На первый взгляд в картине нет ничего особенного. Весь центр полотна занят вздыбленным лошадиным корпусом. Лошадь встала на дыбы, она белая, седла на ней нет, но на спину накинута пятнистая шкура какого-то зверя. Смысловой, в отличие от геометрического, центр композиции находится внизу: это упавший со вздыбленной лошади Савл. Казалось бы, нет ничего судьбоносного в сюжете "Мужик навернулся с лошади", а Савл и вправду мужик: большой, бородатый, только что приземлившийся на копчик и оттого лишенный всякого пафоса. Но нет, и это "нет" сразу объясняет, почему Пармиджанино крупный художник. В лице Савла — с закаченными и странно косящими вбок глазами, с всклокоченной бородой, — в его дурацкой неестественной позе, словно он так и застыл там, где его застиг голос свыше, в ярости его коня, который явно немедленно улетит вдаль, в драматизме клубящихся над ними обоими облаков Пармиджанино видит и, главное, передает нам, зрителям, напряжение поворотного момента истории.
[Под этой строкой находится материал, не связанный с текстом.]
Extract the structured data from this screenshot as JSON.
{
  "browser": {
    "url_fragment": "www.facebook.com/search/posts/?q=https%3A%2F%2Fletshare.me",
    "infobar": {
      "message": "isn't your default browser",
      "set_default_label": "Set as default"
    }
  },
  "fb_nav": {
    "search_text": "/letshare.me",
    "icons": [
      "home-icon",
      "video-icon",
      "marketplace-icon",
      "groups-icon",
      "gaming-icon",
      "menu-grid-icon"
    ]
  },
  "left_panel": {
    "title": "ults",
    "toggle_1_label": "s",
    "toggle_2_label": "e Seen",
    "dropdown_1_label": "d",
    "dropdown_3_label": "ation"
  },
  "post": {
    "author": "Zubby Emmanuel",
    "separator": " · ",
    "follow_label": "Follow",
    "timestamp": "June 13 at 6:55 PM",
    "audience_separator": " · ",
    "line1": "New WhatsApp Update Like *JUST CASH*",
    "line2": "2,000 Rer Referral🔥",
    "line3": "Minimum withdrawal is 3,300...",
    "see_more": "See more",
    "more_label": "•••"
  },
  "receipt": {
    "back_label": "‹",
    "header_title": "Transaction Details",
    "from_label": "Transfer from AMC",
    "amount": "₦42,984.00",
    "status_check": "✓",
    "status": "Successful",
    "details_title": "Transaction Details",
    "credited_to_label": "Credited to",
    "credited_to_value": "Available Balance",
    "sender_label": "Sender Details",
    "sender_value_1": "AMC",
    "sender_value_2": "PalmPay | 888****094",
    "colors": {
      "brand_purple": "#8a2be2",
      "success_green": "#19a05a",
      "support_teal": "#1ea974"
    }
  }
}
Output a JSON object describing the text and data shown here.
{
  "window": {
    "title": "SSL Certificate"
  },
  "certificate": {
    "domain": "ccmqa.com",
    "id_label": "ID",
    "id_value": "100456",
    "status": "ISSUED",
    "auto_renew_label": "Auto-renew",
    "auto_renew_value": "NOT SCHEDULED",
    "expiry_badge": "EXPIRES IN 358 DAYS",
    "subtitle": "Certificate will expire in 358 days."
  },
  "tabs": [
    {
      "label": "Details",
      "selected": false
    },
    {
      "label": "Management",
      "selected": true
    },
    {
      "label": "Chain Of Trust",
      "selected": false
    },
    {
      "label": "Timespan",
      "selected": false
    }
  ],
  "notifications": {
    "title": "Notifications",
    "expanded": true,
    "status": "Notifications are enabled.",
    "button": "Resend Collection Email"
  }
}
Именно сейчас на наших глаза ксенофоб и гонитель христиан Савл слышит божественный глас — и сейчас, на наших глазах, он из Савла превращается в Павла, и уверует всем сердцем, и провидит свою апостольскую миссию на много тысяч лет вперед. Мрачный, но мощный свет льется на Савла — уже Павла — из облаков, даже горы на заднем плане в синей дымке содрогнулись и заметно накренились. Мир вздрогнул и уже никогда не будет прежним.
Эрмитаж — обладатель отличной коллекции Пармиджанино. В 2004 году, на следующий год после 500-летия великого пармезанца, музей сделал большую и обстоятельную выставку "Пармиджанино в веках и искусствах" из собраний ГМИИ имени Пушкина и собственного. Сейчас, уже без всяких юбилейных поводов, Эрмитаж представляет лучшее, что есть уже не в России, а в мире. Общее и общезначимое. Как то, что с изумлением видит и понимает Савл, навернувшись с белой лошади.